She-Hulk #2 Review
Quirky, fun and low-key, with a wonderful guest-star appearance.
The art could be a negative in today's surface-focused marketplace.
Jennifer Walters leads two lives: One as hotshot attorney, the other as the Sensational She-Hulk. Thanks to a recent windfall, she’s making a solo go of the first career, but I don’t expect she’ll ever give up the second. Your Major Spoilers review of She-Hulk #2 awaits!
Writer: Charles Soule
Artist: Javier Pulido
Colorist: Muntsa Vicente
Letterer: VC’s Clayton Cowles
Editor: Jeanine Schaefer & Tom Brennan
Publisher: Marvel Comics
Cover Price: $2.99
Previously in She-Hulk: Jennifer Walters was saved by an emergency transfusion of blood from her heroic cousin after an accident. Of course, that cousin being Bruce Banner, The Incredible Hulk, Jen discovered a few minor side-effects: super-strength, invulnerability, jade-colored skin.
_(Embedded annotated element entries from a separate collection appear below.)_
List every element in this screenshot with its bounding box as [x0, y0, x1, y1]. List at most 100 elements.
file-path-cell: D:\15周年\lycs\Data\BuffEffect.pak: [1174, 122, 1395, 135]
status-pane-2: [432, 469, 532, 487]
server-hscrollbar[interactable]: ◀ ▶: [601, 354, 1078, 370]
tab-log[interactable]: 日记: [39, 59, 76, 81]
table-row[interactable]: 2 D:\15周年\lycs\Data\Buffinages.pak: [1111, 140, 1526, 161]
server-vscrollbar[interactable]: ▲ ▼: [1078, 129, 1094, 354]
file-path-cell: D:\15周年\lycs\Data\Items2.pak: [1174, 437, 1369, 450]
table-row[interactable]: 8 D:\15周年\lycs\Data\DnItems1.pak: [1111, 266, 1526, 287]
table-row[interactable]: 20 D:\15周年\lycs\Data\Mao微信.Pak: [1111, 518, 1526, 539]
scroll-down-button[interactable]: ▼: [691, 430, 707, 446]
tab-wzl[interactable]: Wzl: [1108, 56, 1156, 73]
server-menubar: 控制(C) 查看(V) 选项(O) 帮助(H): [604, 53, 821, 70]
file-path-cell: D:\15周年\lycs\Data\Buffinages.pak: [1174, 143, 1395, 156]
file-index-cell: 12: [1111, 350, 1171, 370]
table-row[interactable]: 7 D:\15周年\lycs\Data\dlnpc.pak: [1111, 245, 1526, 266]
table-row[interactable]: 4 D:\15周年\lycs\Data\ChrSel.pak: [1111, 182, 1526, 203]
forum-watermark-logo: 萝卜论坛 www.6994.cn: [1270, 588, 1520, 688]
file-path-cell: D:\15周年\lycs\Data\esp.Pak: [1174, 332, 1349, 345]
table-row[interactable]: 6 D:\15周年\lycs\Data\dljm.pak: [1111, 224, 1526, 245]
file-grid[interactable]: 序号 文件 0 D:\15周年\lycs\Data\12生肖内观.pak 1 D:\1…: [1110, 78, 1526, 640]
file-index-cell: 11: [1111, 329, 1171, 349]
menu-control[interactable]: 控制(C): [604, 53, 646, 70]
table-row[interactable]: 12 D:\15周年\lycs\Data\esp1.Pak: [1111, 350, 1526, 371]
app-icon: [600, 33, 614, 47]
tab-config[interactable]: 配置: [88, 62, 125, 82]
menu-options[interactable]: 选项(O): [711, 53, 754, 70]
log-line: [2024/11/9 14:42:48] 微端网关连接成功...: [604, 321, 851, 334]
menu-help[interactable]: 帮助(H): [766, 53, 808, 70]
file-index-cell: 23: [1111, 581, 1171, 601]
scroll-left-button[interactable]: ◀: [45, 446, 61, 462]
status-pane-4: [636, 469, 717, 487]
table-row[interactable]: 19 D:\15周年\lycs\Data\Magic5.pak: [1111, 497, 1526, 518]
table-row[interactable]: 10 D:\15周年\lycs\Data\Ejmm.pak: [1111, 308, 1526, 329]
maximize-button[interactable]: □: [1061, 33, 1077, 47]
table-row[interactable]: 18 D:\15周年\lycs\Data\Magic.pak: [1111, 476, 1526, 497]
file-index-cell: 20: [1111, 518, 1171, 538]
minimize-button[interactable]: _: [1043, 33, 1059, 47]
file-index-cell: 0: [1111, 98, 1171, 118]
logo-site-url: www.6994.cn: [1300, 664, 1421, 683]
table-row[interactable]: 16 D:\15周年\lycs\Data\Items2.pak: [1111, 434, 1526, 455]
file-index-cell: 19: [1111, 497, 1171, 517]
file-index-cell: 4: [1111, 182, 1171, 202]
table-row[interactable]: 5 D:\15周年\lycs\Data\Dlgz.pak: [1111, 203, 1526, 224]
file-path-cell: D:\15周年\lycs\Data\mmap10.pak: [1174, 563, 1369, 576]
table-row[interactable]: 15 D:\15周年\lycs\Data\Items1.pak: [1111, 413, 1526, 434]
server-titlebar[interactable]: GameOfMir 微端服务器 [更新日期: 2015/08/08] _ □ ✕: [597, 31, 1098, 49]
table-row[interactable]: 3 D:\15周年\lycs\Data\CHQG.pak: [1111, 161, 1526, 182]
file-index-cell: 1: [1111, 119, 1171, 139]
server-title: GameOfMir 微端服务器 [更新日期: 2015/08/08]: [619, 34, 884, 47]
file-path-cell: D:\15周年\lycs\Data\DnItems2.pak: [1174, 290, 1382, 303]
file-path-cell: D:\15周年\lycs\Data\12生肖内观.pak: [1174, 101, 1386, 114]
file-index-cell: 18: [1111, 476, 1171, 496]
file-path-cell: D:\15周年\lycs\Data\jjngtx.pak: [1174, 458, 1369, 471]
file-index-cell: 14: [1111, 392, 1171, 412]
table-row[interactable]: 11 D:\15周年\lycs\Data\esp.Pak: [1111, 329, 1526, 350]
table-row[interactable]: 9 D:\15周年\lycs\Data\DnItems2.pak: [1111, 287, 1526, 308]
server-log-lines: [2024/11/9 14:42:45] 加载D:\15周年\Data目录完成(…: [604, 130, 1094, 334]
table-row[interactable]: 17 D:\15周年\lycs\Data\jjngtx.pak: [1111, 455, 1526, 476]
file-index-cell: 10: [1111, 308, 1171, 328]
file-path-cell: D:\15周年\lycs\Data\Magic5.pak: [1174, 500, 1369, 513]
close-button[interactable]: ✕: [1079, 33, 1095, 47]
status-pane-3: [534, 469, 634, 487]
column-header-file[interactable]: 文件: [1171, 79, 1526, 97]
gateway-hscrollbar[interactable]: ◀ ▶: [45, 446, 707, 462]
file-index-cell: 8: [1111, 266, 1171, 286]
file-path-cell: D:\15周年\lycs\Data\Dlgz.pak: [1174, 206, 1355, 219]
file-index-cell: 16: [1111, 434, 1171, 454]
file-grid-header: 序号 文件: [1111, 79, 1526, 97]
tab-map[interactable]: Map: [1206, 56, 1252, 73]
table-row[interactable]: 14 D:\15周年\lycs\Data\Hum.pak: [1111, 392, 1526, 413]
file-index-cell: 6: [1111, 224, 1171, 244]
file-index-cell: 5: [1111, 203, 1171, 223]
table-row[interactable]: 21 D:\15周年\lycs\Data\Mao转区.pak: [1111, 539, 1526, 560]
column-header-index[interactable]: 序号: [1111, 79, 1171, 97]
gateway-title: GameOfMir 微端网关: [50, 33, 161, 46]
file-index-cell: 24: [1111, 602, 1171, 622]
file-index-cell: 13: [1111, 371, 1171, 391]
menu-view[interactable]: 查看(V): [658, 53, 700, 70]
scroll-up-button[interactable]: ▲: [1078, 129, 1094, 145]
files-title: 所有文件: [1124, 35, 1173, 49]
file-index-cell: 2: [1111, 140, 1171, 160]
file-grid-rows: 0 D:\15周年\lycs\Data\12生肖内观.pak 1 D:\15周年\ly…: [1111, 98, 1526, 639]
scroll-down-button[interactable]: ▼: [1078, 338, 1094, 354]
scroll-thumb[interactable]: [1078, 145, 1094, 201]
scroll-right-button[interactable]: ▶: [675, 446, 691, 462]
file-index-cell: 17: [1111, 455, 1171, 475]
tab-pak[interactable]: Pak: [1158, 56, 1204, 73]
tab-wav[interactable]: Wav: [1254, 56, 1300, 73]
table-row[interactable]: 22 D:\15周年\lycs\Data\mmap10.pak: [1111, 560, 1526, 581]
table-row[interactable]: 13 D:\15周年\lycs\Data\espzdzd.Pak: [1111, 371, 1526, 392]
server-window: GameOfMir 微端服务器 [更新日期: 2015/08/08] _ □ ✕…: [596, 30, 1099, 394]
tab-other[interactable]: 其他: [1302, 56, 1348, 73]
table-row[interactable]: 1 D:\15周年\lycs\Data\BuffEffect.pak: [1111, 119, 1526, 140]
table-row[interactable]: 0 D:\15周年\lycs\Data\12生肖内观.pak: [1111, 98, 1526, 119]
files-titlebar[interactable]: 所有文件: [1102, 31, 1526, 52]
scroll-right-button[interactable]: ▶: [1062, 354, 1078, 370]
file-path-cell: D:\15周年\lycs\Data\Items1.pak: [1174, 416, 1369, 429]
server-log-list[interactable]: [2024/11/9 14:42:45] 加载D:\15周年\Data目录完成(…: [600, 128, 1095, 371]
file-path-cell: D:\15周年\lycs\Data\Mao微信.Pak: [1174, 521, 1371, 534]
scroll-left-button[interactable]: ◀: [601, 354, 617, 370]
She’s been an integral part of the Avengers, the Defenders, the Fantastic Four and Heroes For Hire, and is nonetheless a force to be reckoned with in the courtroom as well. Last issue, she managed to wrap up what might have been a damaging lawsuit against Tony Stark himself with the use of both her skillsets, leading to a large commission check that allowed her to open her own firm in New York. What havoc will that raise? Time to find out!
WHAT TO DO, WHAT TO DO?
Having left her old firm last issue, Jennifer Walters has set up her new practice in a part of town known as ‘DUMBO’ (Down Under the Manhattan Bridge Overpass), but quickly finds that being on her own isn’t quite as easy as it seems. Worse than that, the only case she managed to take away was one where she herself is the defendant (along with several other heroes and villains, several of which I thought were dead). Fortunately, her new landlord makes an appearance to give her a pep talk and also establish a setting. It’s a nice bit of exposition, reminiscent of Fraction’s take on Hawkeye, where the landlady explains that she used to be a mutant, and as such has no problem renting to powered individuals. The only real problem for me is that the “building full of misfits who might form the hero’s surrogate family” may be a little bit TOO reminiscent of Hawkeye, but it’s a lesser concern for me, as I love that book. She hires her new paralegal (complete with helper monkey), and has a VERY frustrating first day, ending with a night on the town with old friend Patsy “Hellcat” Walker. I really enjoy their gal pal interplay here, especially when a frustrated-and-tipsy Hellcat insists that they go out and punch some people to get over their respective funks…
A UNIQUE TAKE ON THE ART
Nearly all the feedback that I can recall about issue #1 was about the unusual take on the art, somewhere between Darwyn Cooke and Michael Oeming, with a vivid pastel color palette (another page that feels like it’s out of the ‘Hawkeye’ playbook). For me, I enjoy it, even as I acknowledge the issues that others have with it. Hellcat’s costumed appearance is very thick-limbed and Kirby-esque, while She-Hulk herself has some facial close-ups that remind me of the old days of the 80s independent comics boom, but all in all, I really like the unique voice that Pulido is using in these pages. I have a little bit less love for the coloring, as it reminds me a bit too much of the “girl toys” aisle at the Wal-Mart, which leaves me worried that the book is targeting a female market a little bit too hard. Still, She-Hulk is a great character with great relationships, and her new modus operandi has the potential for some fun stuff. I also want to know what in the hell is the story of the super-battle that involved Vibro and The Shocker, because the potential for innuendo there is massive…
THE BOTTOM LINE: A FUN BOOK THAT I HOPE WILL LAST
In the late 1990s, my boss at Gatekeeper Hobbies (Huntoon & Gage, TOPEKA!) used to joke that any book I was super-enthusiastic about was guaranteed not to break 18 issues, an accusation that had more than just a grain of truth at the center, which makes me worry about this comic’s longevity. Then again, in Marvel’s new “2 years then relaunch a new volume” world, perhaps that’s no longer a concern? Either way, I enjoyed this issue even more than #1 (which, as you might have surmised, was a fun read too), and I want to read more, if only to see Pulido’s new style evolve. She-Hulk #2 is clearly not meant to be everybody’s cup of tea, but it’s a good read with some lovely character interactions and art that wants to push boundaries while having fun, leaving it with a very impressive 4 out of 5 stars overall.